The proposed regulations expand the 401(k) plan sources from which employees may take plan hardship distributions for plan years beginning after December 31, 2018.  The proposed regulations permit 401(k) plan hardship distributions from elective contributions, qualified nonelective contributions (QNECs), qualified matching contributions (QMACs), and earnings on those amounts, regardless of when contributed or earned.  However, 401(k) plans may limit the type of contributions available for hardship distributions and whether earnings on those contributions are included.

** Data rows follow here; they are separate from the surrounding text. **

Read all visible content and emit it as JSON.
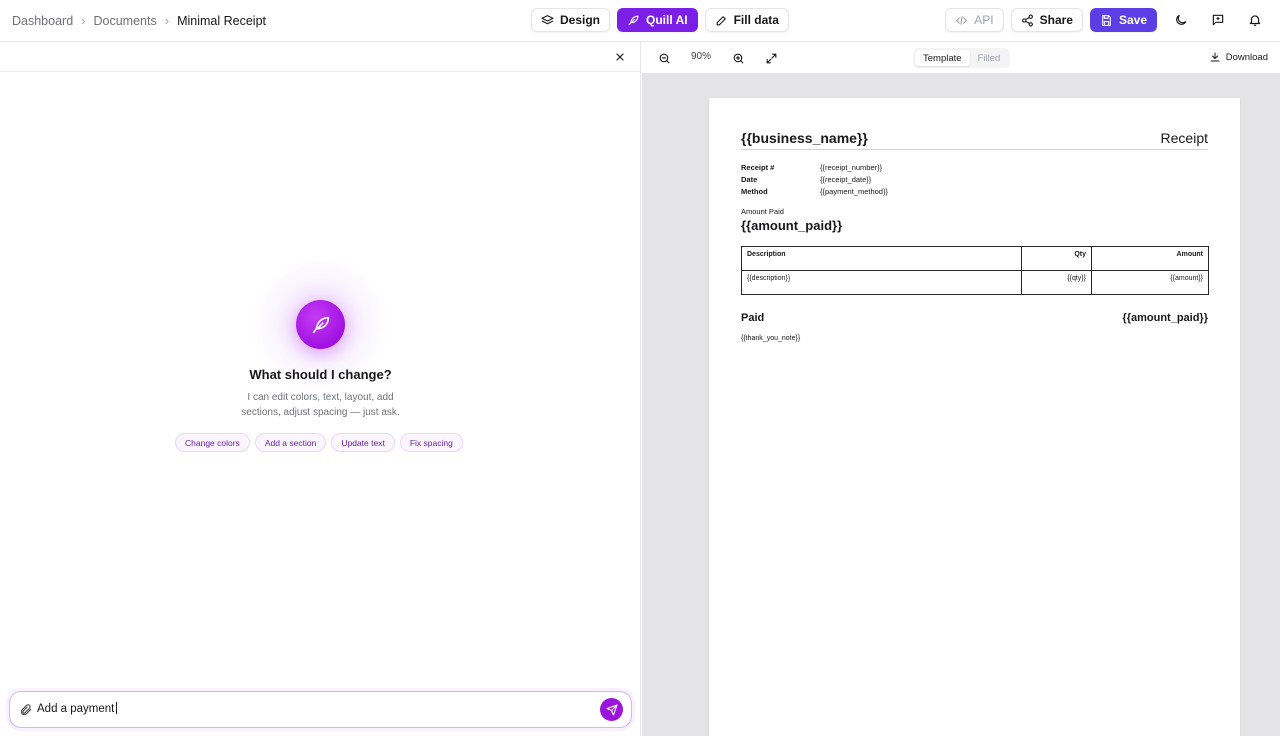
{
  "breadcrumb": {
    "items": [
      "Dashboard",
      "Documents"
    ],
    "current": "Minimal Receipt"
  },
  "toolbar": {
    "design_label": "Design",
    "quill_label": "Quill AI",
    "fill_label": "Fill data",
    "api_label": "API",
    "share_label": "Share",
    "save_label": "Save"
  },
  "colors": {
    "accent": "#7c1fe6",
    "save": "#5b3fe4",
    "send": "#9b13dc"
  },
  "ai_panel": {
    "title": "What should I change?",
    "subtitle": "I can edit colors, text, layout, add sections, adjust spacing — just ask.",
    "chips": [
      "Change colors",
      "Add a section",
      "Update text",
      "Fix spacing"
    ],
    "input_value": "Add a payment"
  },
  "preview": {
    "zoom": "90%",
    "modes": [
      "Template",
      "Filled"
    ],
    "active_mode": "Template",
    "download_label": "Download"
  },
  "document": {
    "business_name": "{{business_name}}",
    "doc_title": "Receipt",
    "meta": [
      {
        "key": "Receipt #",
        "value": "{{receipt_number}}"
      },
      {
        "key": "Date",
        "value": "{{receipt_date}}"
      },
      {
        "key": "Method",
        "value": "{{payment_method}}"
      }
    ],
    "amount_label": "Amount Paid",
    "amount_value": "{{amount_paid}}",
    "table": {
      "headers": [
        "Description",
        "Qty",
        "Amount"
      ],
      "row": [
        "{{description}}",
        "{{qty}}",
        "{{amount}}"
      ]
    },
    "paid_label": "Paid",
    "paid_value": "{{amount_paid}}",
    "thanks": "{{thank_you_note}}"
  }
}
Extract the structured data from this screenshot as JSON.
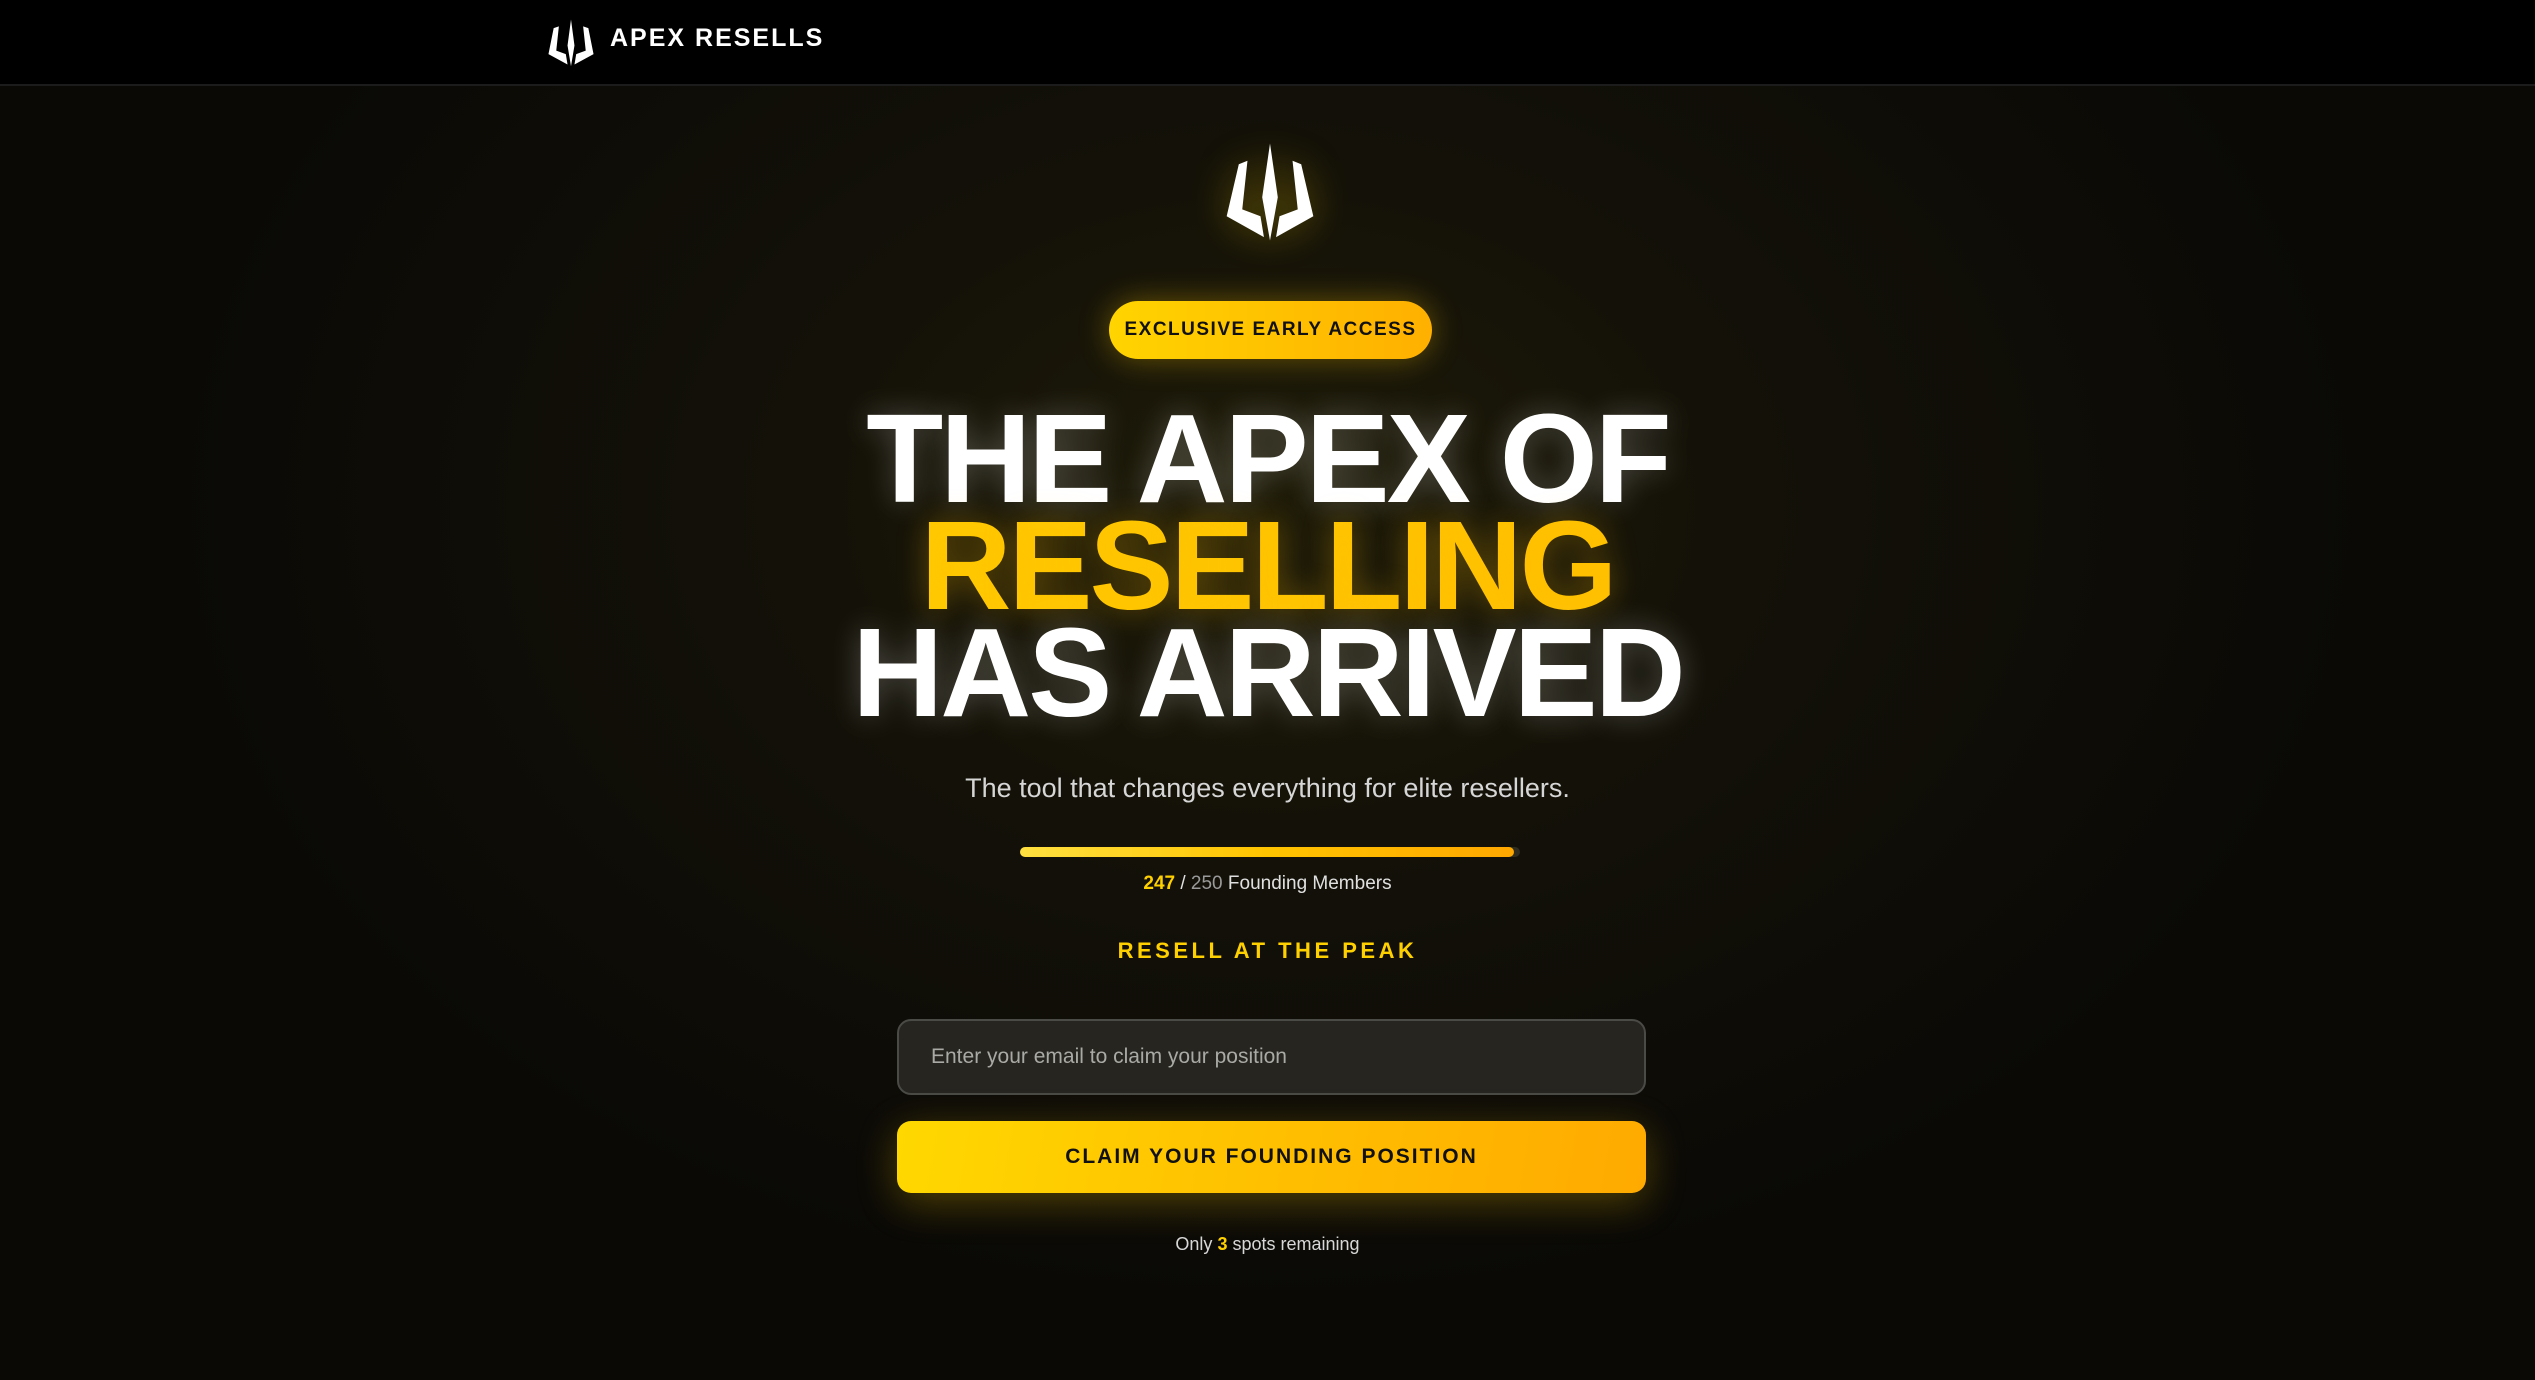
{
  "nav": {
    "brand": "APEX RESELLS",
    "logo_icon": "trident-logo-icon"
  },
  "hero": {
    "badge": "EXCLUSIVE EARLY ACCESS",
    "headline": {
      "line1": "THE APEX OF",
      "line2": "RESELLING",
      "line3": "HAS ARRIVED"
    },
    "subtitle": "The tool that changes everything for elite resellers.",
    "progress": {
      "current": "247",
      "separator": "/",
      "total": "250",
      "label": "Founding Members",
      "fraction": 0.988
    },
    "tagline": "RESELL AT THE PEAK",
    "email": {
      "value": "",
      "placeholder": "Enter your email to claim your position"
    },
    "cta_label": "CLAIM YOUR FOUNDING POSITION",
    "remaining": {
      "prefix": "Only",
      "count": "3",
      "suffix": "spots remaining"
    }
  },
  "colors": {
    "accent": "#ffc400",
    "accent_end": "#ffaa00",
    "background": "#0b0a07"
  }
}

The expanded sources for 401(k) plan hardship distributions do not carry over entirely to 403(b) plans.  Income attributable to 403(b) elective deferrals continues to be ineligible for distribution on account of hardship.  QNECs and QMACs in a 403(b) plan that are not in a custodial account may be distributed on account of hardship, but QNECs and QMACs in a 403(b) plan that are in a custodial account continue to be ineligible for distribution on account of hardship.

IV.  Plan Amendments

If the new regulations are finalized as they have been proposed, plan sponsors will need to amend their plans’ hardship distribution provisions by the deadline prescribed by applicable tax law.  For example, with respect to an individually designed plan that is not a governmental plan, the deadline for amending the plan to reflect changes in qualification requirements is the end of the second calendar year that begins after the issuance of the Required Amendments List described in Revenue Procedure 2016-37 that includes the change.  A plan amendment with a retroactive effective date will need to reflect actual plan administration.